Driving into the courtyard in front of the villa, even in the falling light it was plain to see that the place was well beyond the means of the average retired university professor. Evidently, its owner was not only independently wealthy but highly security-conscious, too. As soon as Ben was inside, the gates whirred and clicked shut behind him.
He stepped back out of the VW. The temperature had fallen sharply with the onset of evening. He grabbed his leather jacket from the back seat and slipped it on. Slung his bag over his shoulder and walked towards the house. Within seconds he’d counted four cameras trained on him from their discreet positions among the foliage. The villa was long and low, surrounded by creeping plants and tumbling flowers. To reach it, Ben had to pass a pair of large dog kennels from which two enormous bull mastiffs emerged at his approach, growling and showing their teeth. Ben didn’t make eye contact and walked coolly by them, but he felt acutely defenceless under their hostile gaze and was grateful to reach the front steps of the house without getting mauled.

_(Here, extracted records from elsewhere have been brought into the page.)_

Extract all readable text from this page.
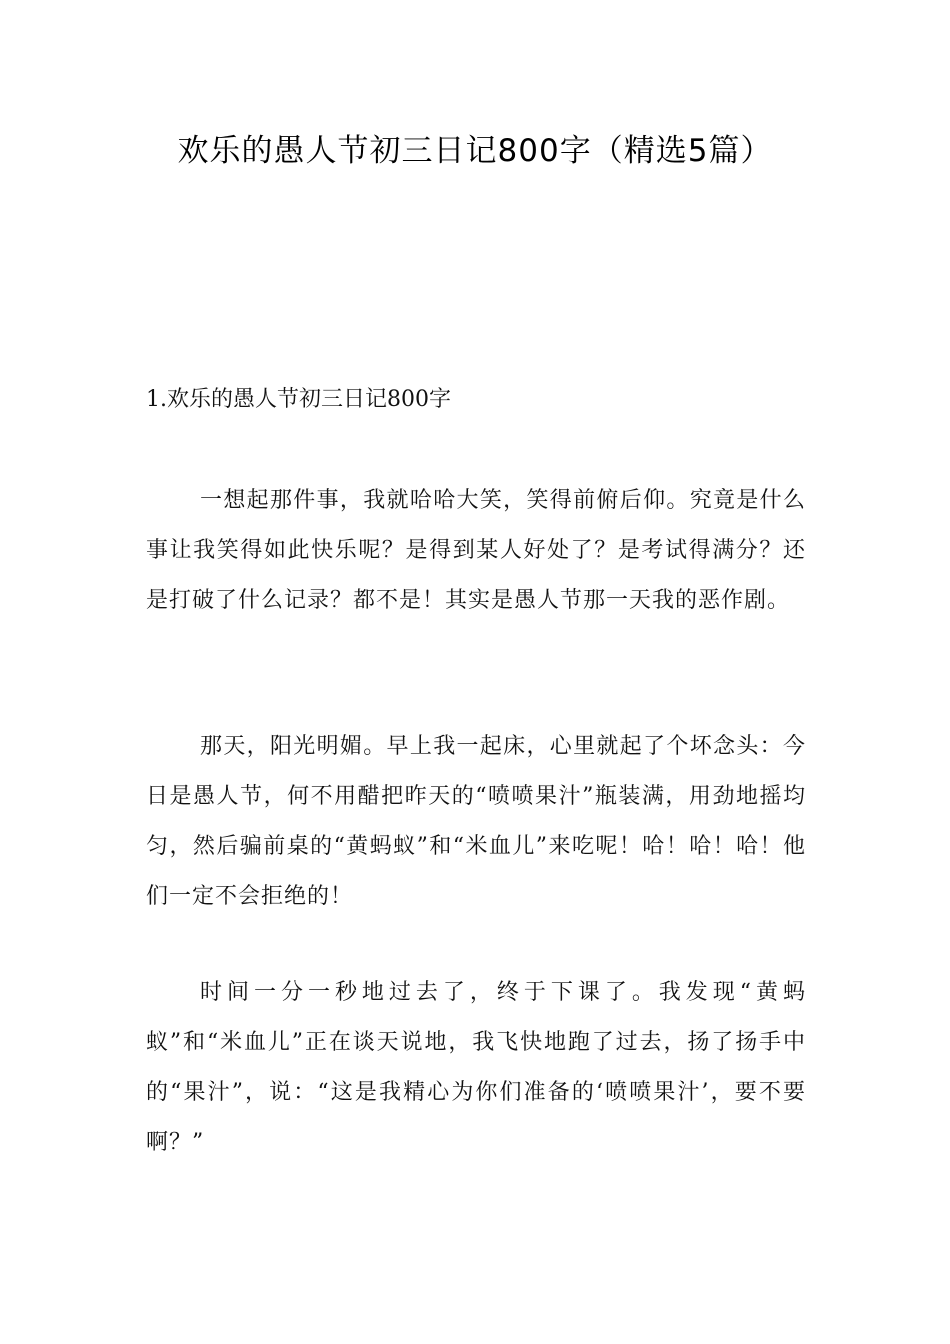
欢乐的愚人节初三日记800字（精选5篇）
1.欢乐的愚人节初三日记800字

一想起那件事，我就哈哈大笑，笑得前俯后仰。究竟是什么事让我笑得如此快乐呢？是得到某人好处了？是考试得满分？还是打破了什么记录？都不是！其实是愚人节那一天我的恶作剧。

那天，阳光明媚。早上我一起床，心里就起了个坏念头：今日是愚人节，何不用醋把昨天的“喷喷果汁”瓶装满，用劲地摇均匀，然后骗前桌的“黄蚂蚁”和“米血儿”来吃呢！哈！哈！哈！他们一定不会拒绝的！

时间一分一秒地过去了，终于下课了。我发现“黄蚂蚁”和“米血儿”正在谈天说地，我飞快地跑了过去，扬了扬手中的“果汁”，说：“这是我精心为你们准备的‘喷喷果汁’，要不要啊？”
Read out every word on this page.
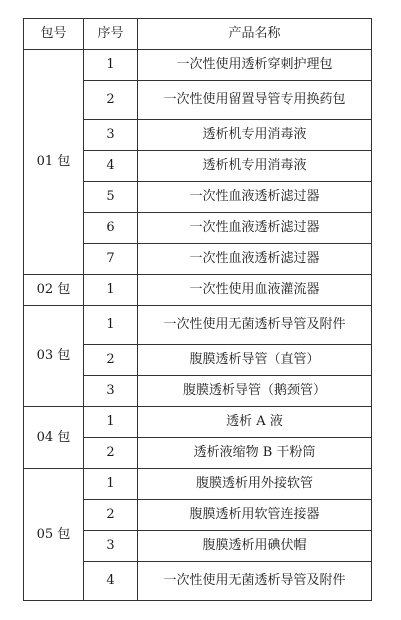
包号	序号	产品名称
01 包	1	一次性使用透析穿刺护理包
	2	一次性使用留置导管专用换药包
	3	透析机专用消毒液
	4	透析机专用消毒液
	5	一次性血液透析滤过器
	6	一次性血液透析滤过器
	7	一次性血液透析滤过器
02 包	1	一次性使用血液灌流器
03 包	1	一次性使用无菌透析导管及附件
	2	腹膜透析导管（直管）
	3	腹膜透析导管（鹅颈管）
04 包	1	透析 A 液
	2	透析液缩物 B 干粉筒
05 包	1	腹膜透析用外接软管
	2	腹膜透析用软管连接器
	3	腹膜透析用碘伏帽
	4	一次性使用无菌透析导管及附件
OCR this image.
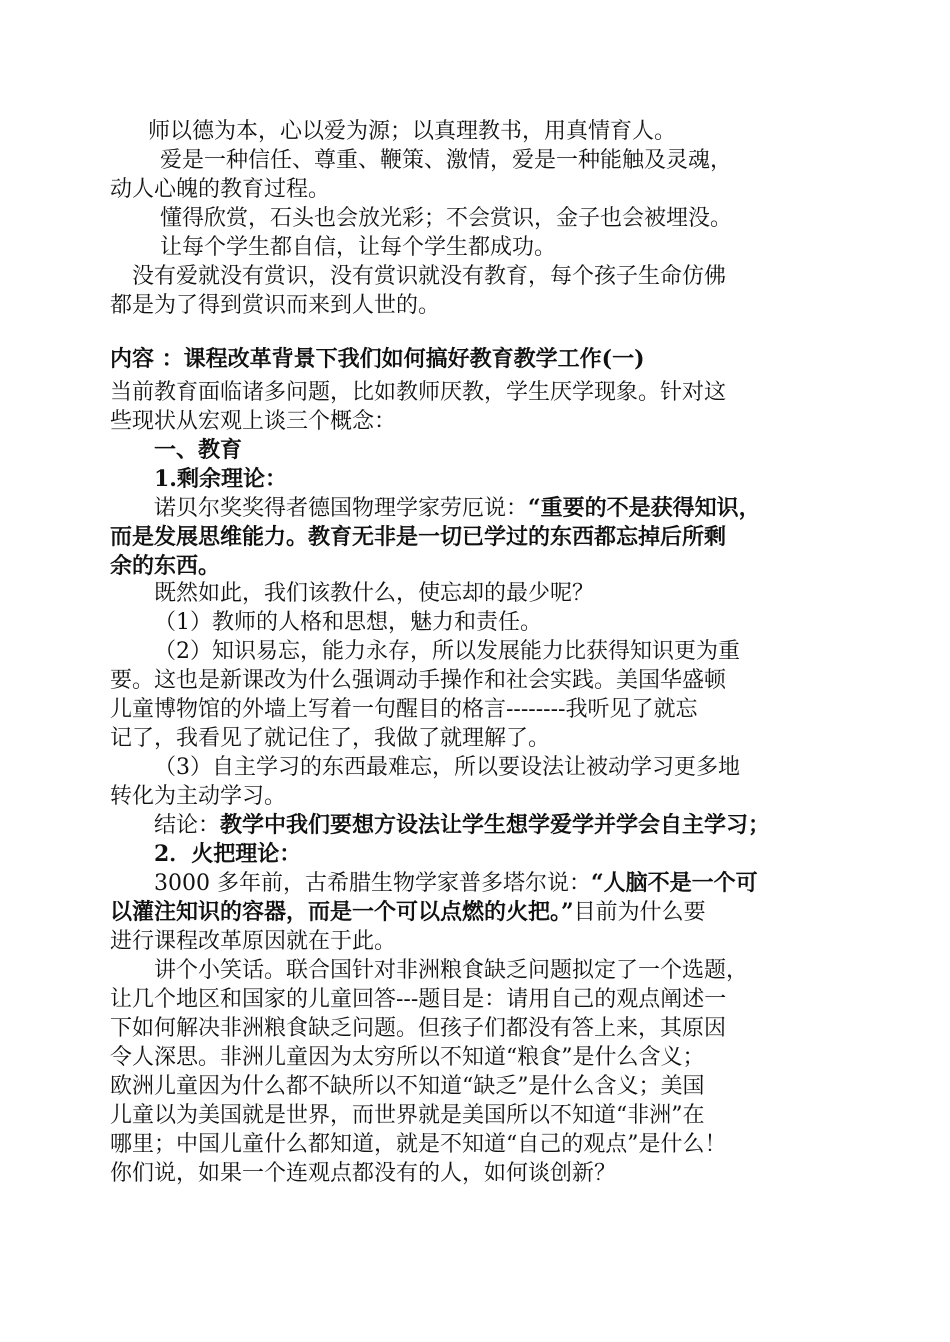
师以德为本，心以爱为源；以真理教书，用真情育人。
爱是一种信任、尊重、鞭策、激情，爱是一种能触及灵魂，
动人心魄的教育过程。
懂得欣赏，石头也会放光彩；不会赏识，金子也会被埋没。
让每个学生都自信，让每个学生都成功。
没有爱就没有赏识，没有赏识就没有教育，每个孩子生命仿佛
都是为了得到赏识而来到人世的。
内容 ：课程改革背景下我们如何搞好教育教学工作(一)
当前教育面临诸多问题，比如教师厌教，学生厌学现象。针对这
些现状从宏观上谈三个概念：
一、教育
1.剩余理论：
诺贝尔奖奖得者德国物理学家劳厄说：“重要的不是获得知识，
而是发展思维能力。教育无非是一切已学过的东西都忘掉后所剩
余的东西。
既然如此，我们该教什么，使忘却的最少呢？
（1）教师的人格和思想，魅力和责任。
（2）知识易忘，能力永存，所以发展能力比获得知识更为重
要。这也是新课改为什么强调动手操作和社会实践。美国华盛顿
儿童博物馆的外墙上写着一句醒目的格言--------我听见了就忘
记了，我看见了就记住了，我做了就理解了。
（3）自主学习的东西最难忘，所以要设法让被动学习更多地
转化为主动学习。
结论：教学中我们要想方设法让学生想学爱学并学会自主学习；
2．火把理论：
3000 多年前，古希腊生物学家普多塔尔说：“人脑不是一个可
以灌注知识的容器，而是一个可以点燃的火把。”目前为什么要
进行课程改革原因就在于此。
讲个小笑话。联合国针对非洲粮食缺乏问题拟定了一个选题，
让几个地区和国家的儿童回答---题目是：请用自己的观点阐述一
下如何解决非洲粮食缺乏问题。但孩子们都没有答上来，其原因
令人深思。非洲儿童因为太穷所以不知道“粮食”是什么含义；
欧洲儿童因为什么都不缺所以不知道“缺乏”是什么含义；美国
儿童以为美国就是世界，而世界就是美国所以不知道“非洲”在
哪里；中国儿童什么都知道，就是不知道“自己的观点”是什么！
你们说，如果一个连观点都没有的人，如何谈创新？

There was another intercom box by the door, and from it came the same Irish-tinged voice Ben had heard on the phone. ‘The door’s open,’ it said. ‘Come in.’
Ben pushed through the door and found himself in a large hallway with a mosaic stone floor. Long drapes dimmed out the moonlight from the high windows. Off the hallway, a wide corridor, flanked by huge leafy indoor plants and paintings on the walls that could barely be made out in the shadows, led deeper into the house. He followed the dark corridor until he came to a bend and saw a door hanging half-open.
The faint glow of a light shone from inside.
‘In here,’ said the voice he’d heard first on the phone and then just now on the intercom. ‘Close the door behind you, will you?’